Éblouissements intacts de Chantal Akerman

Chantal Akerman

exposition, genre, Belgique, féminisme, Paris, cinéaste, Chantal Akerman, galerie Marian Goodman, lesbianisme

publié le par Pierre Hemptinne

« Je tu il elle, l’installation » est exposée à la Galerie Marian Goodman. Tirée d’un film de 1974, la relation aux « pronoms » et leur rôle dans la formation des identités genrées, à l’adolescence, y est d’une actualité radicale et bouleversante.

Sommaire

Du film à l’installation, du cinéma à la galerie d’art

“Je tu il elle” est exposé dans une galerie d’art. Le film dont cette installation est tirée était et peut encore être projeté dans des salles de cinéma. Le verbe « exposer » est donc préféré pour l’installation fixée au mur sous forme de triptyque. « Projeter » éveille l’idée d’un écoulement, d’un défilement, d’un déplacement d’un point à un autre. « Exposer », celle d’une durée stable, d’une certaine mise en révélation, d’un arrêt du temps. Ce sont trois grands écrans, juxtaposés selon un ordre réfléchi, chacun habité de morceaux de cinéma, des images qui bougent, indépendantes et en lien avec leurs voisines. Le dispositif évoque des triptyques de peintures, des retables. Le film « je tu il elle » est la matrice de cette installation. Il date de 1974, en noir et blanc, et illustre les commencements de l’œuvre de Chantal Akerman, son surgissement dans le réel de la vie, dans l’imaginaire des gens qui vont le voir, le regarder, le partager, l’aimer, le détester. Et plus spécifiquement, c’est aussi son surgissement irréversible dans l’histoire du cinéma. Le film a la force des « débuts », des naissances, où l’artiste articule en récit les problématiques qui stimulent son désir de filmer, de raconter, de dévoiler sa manière singulière de regarder le monde, la vie, à travers une syntaxe qui lui est propre. Syntaxe qui surgit là sous forme d’intuitions géniales, « jeunes », éblouissantes, et qu’elle va élaborer et formaliser au fil de ses films. Les deux, problématiques et syntaxe, sont organiquement complices, dialectiques.

Se libérer du linéaire

Le film a un déroulé linéaire : il est possible de le raconter avec un début et une fin, et une progression de scène en scène, de prise de vue en prise de vue, selon le sens de la projection. Cette linéarité offre des formes d’interprétation et traduction normalisantes, de mise en ordre des images pour fournir une explication ou grille de lecture simplificatrice. Néanmoins, Je tu il elle est déjà construit en trois parties distinctes. Voir l’installation plus de quarante ans après avoir découvert le film

La logique linéaire est rompue avec l’installation exposée en galerie d’art. Il y a trois écrans, trois scènes, les unes à côté des autres et leur place n’est probablement pas le fruit du hasard, elle organise le sens. Ces trois scènes ne se déroulent plus l’une après l’autre mais simultanément. Les choses se déroulent, agissent donc en même temps. Non plus comme dans le réel – où l’on ne peut être à la fois couchée dans son lit et assise dans la cabine d’un camion. -, mais comme dans la mémoire où les souvenirs d’expérience distincte s’agrègent, se mélangent, se ressassent, se répètent continuellement, s’enchevêtrent, forment une seule et même trame hétérogène qui façonne le personnage, son identité, où il puise ses mobiles de poursuivre ses expériences, à tâtons, par à-coups, impulsions.
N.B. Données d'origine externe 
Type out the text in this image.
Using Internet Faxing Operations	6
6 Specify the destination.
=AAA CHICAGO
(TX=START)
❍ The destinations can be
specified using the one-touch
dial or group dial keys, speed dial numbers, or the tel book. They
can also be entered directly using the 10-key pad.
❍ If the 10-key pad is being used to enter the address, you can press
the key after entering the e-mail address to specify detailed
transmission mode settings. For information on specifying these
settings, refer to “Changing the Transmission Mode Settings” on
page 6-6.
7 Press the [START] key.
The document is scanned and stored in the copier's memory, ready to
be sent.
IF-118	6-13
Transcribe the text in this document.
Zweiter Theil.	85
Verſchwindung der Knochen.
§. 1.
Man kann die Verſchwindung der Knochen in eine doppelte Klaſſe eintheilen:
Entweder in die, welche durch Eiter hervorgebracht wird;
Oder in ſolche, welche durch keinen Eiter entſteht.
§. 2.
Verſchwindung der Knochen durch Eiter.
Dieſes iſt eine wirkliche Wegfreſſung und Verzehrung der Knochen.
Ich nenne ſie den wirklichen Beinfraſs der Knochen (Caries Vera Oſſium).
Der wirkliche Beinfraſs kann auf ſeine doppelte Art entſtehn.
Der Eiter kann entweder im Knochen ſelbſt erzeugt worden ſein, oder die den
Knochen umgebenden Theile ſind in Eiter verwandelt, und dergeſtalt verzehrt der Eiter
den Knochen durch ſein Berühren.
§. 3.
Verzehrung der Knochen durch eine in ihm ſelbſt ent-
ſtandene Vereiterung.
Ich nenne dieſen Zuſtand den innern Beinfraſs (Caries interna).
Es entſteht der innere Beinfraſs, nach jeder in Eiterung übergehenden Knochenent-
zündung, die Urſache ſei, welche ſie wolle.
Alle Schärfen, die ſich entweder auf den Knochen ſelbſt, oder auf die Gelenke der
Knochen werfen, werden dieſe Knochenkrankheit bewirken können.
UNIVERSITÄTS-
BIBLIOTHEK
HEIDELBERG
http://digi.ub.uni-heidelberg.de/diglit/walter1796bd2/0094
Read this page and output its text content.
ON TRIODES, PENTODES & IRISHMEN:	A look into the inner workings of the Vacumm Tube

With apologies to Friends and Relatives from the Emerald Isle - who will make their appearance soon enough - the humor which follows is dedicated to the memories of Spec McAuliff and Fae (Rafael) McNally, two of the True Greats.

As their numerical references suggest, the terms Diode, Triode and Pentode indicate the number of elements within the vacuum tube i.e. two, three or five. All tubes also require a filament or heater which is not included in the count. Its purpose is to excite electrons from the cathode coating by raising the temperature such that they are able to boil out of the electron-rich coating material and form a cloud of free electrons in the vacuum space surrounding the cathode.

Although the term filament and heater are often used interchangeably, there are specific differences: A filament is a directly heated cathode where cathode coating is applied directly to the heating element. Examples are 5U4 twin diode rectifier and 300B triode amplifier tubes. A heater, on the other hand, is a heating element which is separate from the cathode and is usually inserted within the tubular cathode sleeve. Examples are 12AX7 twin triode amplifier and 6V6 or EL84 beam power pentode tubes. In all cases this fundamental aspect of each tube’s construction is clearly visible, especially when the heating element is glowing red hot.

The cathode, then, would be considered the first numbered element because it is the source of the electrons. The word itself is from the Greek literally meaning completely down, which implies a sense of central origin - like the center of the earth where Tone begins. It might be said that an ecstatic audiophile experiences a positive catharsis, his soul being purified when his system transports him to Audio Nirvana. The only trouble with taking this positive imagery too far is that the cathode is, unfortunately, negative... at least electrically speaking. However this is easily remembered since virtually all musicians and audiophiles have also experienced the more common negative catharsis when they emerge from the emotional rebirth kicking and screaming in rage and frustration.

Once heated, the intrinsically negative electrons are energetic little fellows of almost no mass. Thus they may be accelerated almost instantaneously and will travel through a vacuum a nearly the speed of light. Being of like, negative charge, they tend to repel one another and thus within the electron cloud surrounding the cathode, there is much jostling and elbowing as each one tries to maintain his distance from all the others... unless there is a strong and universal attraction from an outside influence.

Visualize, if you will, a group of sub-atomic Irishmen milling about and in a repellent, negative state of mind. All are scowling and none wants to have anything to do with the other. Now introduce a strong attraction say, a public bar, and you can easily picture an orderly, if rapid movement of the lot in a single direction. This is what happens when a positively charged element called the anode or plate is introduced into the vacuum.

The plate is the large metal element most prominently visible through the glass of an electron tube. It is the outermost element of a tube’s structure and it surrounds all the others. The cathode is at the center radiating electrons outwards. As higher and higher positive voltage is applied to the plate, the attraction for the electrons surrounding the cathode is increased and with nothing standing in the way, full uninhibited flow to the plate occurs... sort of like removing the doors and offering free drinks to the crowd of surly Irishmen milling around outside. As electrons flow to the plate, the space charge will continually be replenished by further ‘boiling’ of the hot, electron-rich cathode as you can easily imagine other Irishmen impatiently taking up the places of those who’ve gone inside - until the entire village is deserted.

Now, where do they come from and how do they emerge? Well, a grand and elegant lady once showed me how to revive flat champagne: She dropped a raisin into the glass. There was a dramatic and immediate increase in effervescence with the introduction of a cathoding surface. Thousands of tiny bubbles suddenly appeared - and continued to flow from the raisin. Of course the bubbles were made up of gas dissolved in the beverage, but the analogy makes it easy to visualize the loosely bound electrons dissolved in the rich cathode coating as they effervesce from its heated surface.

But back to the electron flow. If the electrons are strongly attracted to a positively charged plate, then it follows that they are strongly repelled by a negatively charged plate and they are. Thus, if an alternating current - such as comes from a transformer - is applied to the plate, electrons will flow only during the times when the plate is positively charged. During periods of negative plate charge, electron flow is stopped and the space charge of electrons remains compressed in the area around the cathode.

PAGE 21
Face à l’installation, le regard papillonne. Il essaie de suivre les trois fils narratifs, simultanément. Mais, fatalement, selon les rythmes propres à chaque scène, il s’absorbera complètement dans l’écran de droite, puis à gauche, puis au centre. Ou d’abord au centre, à gauche, puis à droite. La lecture de gauche à droite est vite désorientée. Les séquences sont en boucle. Cela permet de rentrer au cœur même de la répétition, de vérifier qu’à chaque fois, l’œil ne trace pas les mêmes cheminements entre les trois écrans, il butine autrement, il est capté différemment, il trace d’autres récits possibles ou une pluralité de micro-récits au sein de la narration principale (il est rare, dans une salle de cinéma, de rester pour assister à deux projections continues du même film).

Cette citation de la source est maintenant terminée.